1/30/2009

Spending Plan leaves many unstimulated

http://archive.columbiatribune.com/2009/jan/20090130comm003.aspAccording to article, suppose the value of all that we will produce in 2009, our gross domestic product, totals $14 trillion. There cannot be any disagreement that if Congress spends $4 trillion, of necessity there is only $10 trillion left for us to spend privately. In other words, if Congress is going to spend $4 trillion, it must find a way to get us to spend $4 trillion less. The most open and aboveboard method to force us to spend less privately is to tax us to the tune of $4 trillion.
Another method to force us to spend less privately is to print money and inflate the currency. I think tax and inflate the currency would not good way to do for this problem, because bottom of the income scale people suffer from inflate the currency and tax.

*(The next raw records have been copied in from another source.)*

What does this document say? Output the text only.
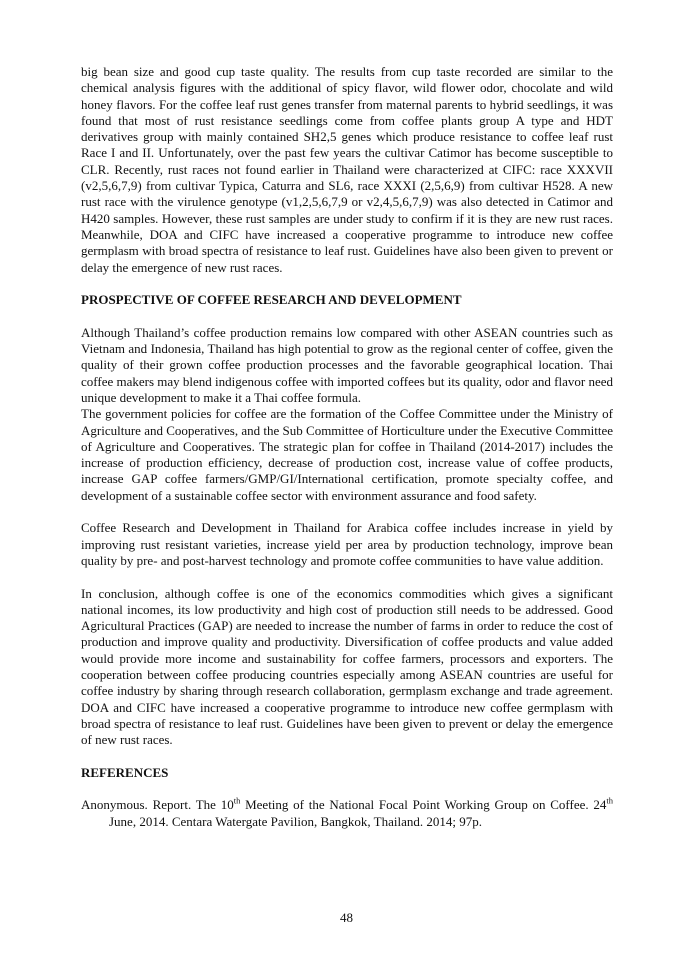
big bean size and good cup taste quality. The results from cup taste recorded are similar to the chemical analysis figures with the additional of spicy flavor, wild flower odor, chocolate and wild honey flavors. For the coffee leaf rust genes transfer from maternal parents to hybrid seedlings, it was found that most of rust resistance seedlings come from coffee plants group A type and HDT derivatives group with mainly contained SH2,5 genes which produce resistance to coffee leaf rust Race I and II. Unfortunately, over the past few years the cultivar Catimor has become susceptible to CLR. Recently, rust races not found earlier in Thailand were characterized at CIFC: race XXXVII (v2,5,6,7,9) from cultivar Typica, Caturra and SL6, race XXXI (2,5,6,9) from cultivar H528. A new rust race with the virulence genotype (v1,2,5,6,7,9 or v2,4,5,6,7,9) was also detected in Catimor and H420 samples. However, these rust samples are under study to confirm if it is they are new rust races. Meanwhile, DOA and CIFC have increased a cooperative programme to introduce new coffee germplasm with broad spectra of resistance to leaf rust. Guidelines have also been given to prevent or delay the emergence of new rust races.

PROSPECTIVE OF COFFEE RESEARCH AND DEVELOPMENT

Although Thailand’s coffee production remains low compared with other ASEAN countries such as Vietnam and Indonesia, Thailand has high potential to grow as the regional center of coffee, given the quality of their grown coffee production processes and the favorable geographical location. Thai coffee makers may blend indigenous coffee with imported coffees but its quality, odor and flavor need unique development to make it a Thai coffee formula.

The government policies for coffee are the formation of the Coffee Committee under the Ministry of Agriculture and Cooperatives, and the Sub Committee of Horticulture under the Executive Committee of Agriculture and Cooperatives. The strategic plan for coffee in Thailand (2014-2017) includes the increase of production efficiency, decrease of production cost, increase value of coffee products, increase GAP coffee farmers/GMP/GI/International certification, promote specialty coffee, and development of a sustainable coffee sector with environment assurance and food safety.

Coffee Research and Development in Thailand for Arabica coffee includes increase in yield by improving rust resistant varieties, increase yield per area by production technology, improve bean quality by pre- and post-harvest technology and promote coffee communities to have value addition.

In conclusion, although coffee is one of the economics commodities which gives a significant national incomes, its low productivity and high cost of production still needs to be addressed. Good Agricultural Practices (GAP) are needed to increase the number of farms in order to reduce the cost of production and improve quality and productivity. Diversification of coffee products and value added would provide more income and sustainability for coffee farmers, processors and exporters. The cooperation between coffee producing countries especially among ASEAN countries are useful for coffee industry by sharing through research collaboration, germplasm exchange and trade agreement. DOA and CIFC have increased a cooperative programme to introduce new coffee germplasm with broad spectra of resistance to leaf rust. Guidelines have been given to prevent or delay the emergence of new rust races.

REFERENCES

Anonymous. Report. The 10th Meeting of the National Focal Point Working Group on Coffee. 24th June, 2014. Centara Watergate Pavilion, Bangkok, Thailand. 2014; 97p.

48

I think people who are satisfied or happy with their life, would no problem to pay tax or inflate the currency. Goverment spend money to makes suffer people happy might make money more than they expect.

5 comments:

Dr. Tufte said...

-1 for several grammatical errors (waived for this block only).

It isn't correct to say that the government has to raise $4T. They already spend $3T, so they need to bump that up by $1T.

Part of the Keynesian theory - dubbed the Galbraith effect by Kling - is that, since we are better off with the government spending money for us, the cost of that $1T will be less than the total.

Also, you've missed the idea that the government could borrow money too.

Gracie said...

Why would the population have to spend 4 Trillion less? Isn't it a good thing for GDP to keep growing? Also, if our goal is to grow, how would borrowing encourage that? It seems like borrowing would discourage that, because of the crowding out effect.

Dr. Tufte said...

This is a good question.

The whole debate about whether the Keynesian policy prescription is a reasonable way to approach recessions rests on our view of whether +x dollars of government spending causes private spending to change by -x (so that they sum to zero), or something else.

My point was much smaller: that +x is not +$4T, but rather +$1T.

carson said...

Now that we have a price for the stimulus package - $3.6 trillion - and President Obama is still claiming to have the deficit cut in half by the end of his first term, he must have great confidence in his ability to spend money in order for this economy to improve.

Dr. Tufte said...

I would not discount the deficit claim too quickly. A growing economy can reduce deficits substantially, and if the recession ends relatively quickly the economy will start cranking down the deficit.